Another advantage of KinD is it supports Docker on WSL2 very well. Simply install KinD on WSL2 and start Docker. This blog post contains the steps required to install KinD vs Minikube on WSL2. There is a comparison table in the conclusion section that highlights the fact that it is much easier to install KinD with WSL2 than to install Minikube.
However, there are currently some known limitations with Docker desktop for Windows (including on WSL2). One is the absence of docker0 bridge. This means on Windows you cannot route traffic to the containers.
For cluster specification, KinD can configure a cluster declaratively using YAML file for example, the kind-config.yaml contains the following snippet:
kind: Cluster
apiVersion: kind.x-k8s.io/v1alpha4
nodes:
- role: control-plane
- role: worker
- role: worker
- role: worker
networking:
disableDefaultCNI: true
We can bring up a cluster with a command:
kind create cluster --config=kind-config.yaml
The command will also configure the kubectl context so we can check node with kubectl command. The file is in my real-quicK-cluster repo.
Conclusion
After reviewing the technologies that back up multi-node kubernetes cluster for my role, I find that Minikube with hyperkit is my favourite for MacOS. On WSL2, I prefer to use KinD. Since I do not use Windows native environment or Ubuntu on my laptop, I cannot make recommendations. However I would start with Minikube (with hypverv or kvm2 as driver).
Update July 2022: When the test workload involves persistent storage, KinD is a better choice. When the test workload involves load balancer. Minikube is a better choice.
As to storage provisioner, Minikube with storage-provisioner addon uses k8s.io/minikube-hostpath. KinD uses rancher.io/local-path. When I have to test workload with persistent storage (e.g. PostgreSQL with Crunchy pgo), I realized Minikube have permission issues with persistent volume, as discussed here as an issue with multiple nodes. The issue has been open since Aug 2021.

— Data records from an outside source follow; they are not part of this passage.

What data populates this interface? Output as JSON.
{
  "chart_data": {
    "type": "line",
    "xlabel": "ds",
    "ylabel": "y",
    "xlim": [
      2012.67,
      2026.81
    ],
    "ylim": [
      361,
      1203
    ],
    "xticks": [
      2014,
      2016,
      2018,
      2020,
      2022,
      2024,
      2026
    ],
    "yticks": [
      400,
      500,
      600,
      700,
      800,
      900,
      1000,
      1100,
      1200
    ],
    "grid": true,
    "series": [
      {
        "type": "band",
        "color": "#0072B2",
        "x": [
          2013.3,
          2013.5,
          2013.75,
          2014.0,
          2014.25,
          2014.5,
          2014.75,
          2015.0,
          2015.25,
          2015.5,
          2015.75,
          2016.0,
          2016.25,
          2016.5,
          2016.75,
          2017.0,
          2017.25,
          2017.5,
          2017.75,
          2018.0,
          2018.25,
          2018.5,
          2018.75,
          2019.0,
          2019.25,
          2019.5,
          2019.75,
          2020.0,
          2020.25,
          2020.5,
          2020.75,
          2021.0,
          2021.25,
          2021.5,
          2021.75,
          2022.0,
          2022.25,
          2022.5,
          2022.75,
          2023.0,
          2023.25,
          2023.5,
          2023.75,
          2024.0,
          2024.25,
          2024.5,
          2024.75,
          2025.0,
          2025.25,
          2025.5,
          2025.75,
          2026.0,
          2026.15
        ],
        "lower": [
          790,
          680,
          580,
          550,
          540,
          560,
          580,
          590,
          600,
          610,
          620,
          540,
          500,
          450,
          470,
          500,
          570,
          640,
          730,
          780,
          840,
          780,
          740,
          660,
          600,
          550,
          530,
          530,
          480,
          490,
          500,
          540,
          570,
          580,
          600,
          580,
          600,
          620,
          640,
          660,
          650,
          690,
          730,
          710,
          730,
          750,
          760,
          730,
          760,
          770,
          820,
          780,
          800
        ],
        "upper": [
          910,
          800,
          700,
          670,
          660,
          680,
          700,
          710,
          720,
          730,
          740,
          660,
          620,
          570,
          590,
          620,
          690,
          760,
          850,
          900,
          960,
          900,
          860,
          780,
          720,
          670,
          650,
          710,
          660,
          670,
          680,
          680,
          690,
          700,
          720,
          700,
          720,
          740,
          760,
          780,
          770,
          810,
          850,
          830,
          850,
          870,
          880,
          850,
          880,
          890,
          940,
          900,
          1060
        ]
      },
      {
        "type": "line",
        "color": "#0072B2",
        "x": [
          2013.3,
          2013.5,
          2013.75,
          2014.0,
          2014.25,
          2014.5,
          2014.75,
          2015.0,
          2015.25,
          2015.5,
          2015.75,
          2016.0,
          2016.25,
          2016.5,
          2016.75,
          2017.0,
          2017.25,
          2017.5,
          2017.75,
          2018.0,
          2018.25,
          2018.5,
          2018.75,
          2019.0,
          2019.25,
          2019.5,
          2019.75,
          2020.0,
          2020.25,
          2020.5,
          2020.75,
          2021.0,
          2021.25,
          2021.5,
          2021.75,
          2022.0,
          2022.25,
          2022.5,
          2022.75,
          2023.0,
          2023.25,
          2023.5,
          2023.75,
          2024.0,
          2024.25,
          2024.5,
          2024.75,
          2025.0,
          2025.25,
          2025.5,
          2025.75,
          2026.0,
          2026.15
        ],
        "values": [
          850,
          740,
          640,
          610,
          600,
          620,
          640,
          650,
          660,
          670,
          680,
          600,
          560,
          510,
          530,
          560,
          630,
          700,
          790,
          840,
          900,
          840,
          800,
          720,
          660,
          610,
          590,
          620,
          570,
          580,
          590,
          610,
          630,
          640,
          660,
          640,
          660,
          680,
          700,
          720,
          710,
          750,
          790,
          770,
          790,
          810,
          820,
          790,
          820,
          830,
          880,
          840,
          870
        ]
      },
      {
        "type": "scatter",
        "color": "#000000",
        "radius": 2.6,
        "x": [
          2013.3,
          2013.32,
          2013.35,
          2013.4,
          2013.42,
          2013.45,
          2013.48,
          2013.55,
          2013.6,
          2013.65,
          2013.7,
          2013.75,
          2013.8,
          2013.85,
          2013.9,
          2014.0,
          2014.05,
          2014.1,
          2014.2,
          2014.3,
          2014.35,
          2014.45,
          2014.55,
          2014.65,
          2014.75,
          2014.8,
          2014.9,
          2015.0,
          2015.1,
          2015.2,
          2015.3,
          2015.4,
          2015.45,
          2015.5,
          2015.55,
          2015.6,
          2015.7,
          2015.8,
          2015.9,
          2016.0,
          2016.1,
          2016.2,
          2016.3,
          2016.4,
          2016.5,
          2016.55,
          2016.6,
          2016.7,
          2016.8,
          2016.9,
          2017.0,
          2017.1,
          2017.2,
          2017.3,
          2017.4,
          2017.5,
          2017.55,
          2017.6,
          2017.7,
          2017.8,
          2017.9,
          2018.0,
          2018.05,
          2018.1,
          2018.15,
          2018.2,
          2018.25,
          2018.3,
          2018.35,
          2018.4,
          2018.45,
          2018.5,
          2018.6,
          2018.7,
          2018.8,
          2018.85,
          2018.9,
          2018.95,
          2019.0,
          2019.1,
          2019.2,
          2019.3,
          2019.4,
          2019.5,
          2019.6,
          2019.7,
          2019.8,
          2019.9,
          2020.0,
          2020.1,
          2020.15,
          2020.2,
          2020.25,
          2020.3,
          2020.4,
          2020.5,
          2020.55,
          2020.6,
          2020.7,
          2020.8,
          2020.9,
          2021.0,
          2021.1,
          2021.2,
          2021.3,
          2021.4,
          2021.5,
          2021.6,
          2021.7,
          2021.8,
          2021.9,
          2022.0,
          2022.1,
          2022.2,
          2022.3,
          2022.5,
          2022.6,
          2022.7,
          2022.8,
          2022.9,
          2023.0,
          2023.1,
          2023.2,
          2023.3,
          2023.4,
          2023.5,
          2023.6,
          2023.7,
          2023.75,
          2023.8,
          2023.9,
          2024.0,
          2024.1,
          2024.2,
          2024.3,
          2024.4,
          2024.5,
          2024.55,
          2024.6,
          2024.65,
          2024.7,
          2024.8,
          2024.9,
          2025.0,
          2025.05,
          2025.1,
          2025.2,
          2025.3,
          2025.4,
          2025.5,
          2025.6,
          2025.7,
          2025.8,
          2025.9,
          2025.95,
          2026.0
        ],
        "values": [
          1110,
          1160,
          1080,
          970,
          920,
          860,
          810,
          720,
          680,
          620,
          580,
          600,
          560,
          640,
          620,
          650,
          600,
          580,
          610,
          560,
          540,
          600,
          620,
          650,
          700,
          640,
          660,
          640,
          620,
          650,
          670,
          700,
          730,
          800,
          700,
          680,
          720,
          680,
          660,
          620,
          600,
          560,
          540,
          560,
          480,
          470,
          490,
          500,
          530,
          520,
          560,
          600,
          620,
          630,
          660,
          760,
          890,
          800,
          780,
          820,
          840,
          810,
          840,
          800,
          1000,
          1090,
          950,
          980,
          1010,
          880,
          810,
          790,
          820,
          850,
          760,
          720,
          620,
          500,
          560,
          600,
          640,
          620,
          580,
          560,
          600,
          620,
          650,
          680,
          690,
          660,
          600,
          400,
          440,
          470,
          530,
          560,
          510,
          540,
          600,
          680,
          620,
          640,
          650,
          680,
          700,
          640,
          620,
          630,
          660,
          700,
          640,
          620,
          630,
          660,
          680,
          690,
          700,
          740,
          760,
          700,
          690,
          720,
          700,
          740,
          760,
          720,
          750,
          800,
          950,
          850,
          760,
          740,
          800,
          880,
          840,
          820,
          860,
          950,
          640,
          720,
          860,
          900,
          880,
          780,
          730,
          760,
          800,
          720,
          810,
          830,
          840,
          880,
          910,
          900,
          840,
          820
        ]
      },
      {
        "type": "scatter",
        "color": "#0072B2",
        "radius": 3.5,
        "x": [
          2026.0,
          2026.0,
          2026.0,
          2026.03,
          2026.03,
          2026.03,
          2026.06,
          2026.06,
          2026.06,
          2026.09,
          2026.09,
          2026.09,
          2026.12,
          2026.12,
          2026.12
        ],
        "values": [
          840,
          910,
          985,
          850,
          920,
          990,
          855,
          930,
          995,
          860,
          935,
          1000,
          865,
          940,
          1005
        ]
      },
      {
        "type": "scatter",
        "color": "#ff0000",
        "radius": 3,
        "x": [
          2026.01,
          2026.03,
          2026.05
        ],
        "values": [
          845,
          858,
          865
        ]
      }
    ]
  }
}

For Load Balancer, Minikube has metallb as an addon and I can configure it within a bash script conveniently. With KinD, I’d have to configure that in a few steps with both kubectl and Docker CLI commands and I was not able to connect to the load balancer by IP even after following the steps. So I tend to just use Minikube to test workload requiring load balancer and service mesh.
I find myself switch between Minikube and KinD on my MacBook depending on the test workload.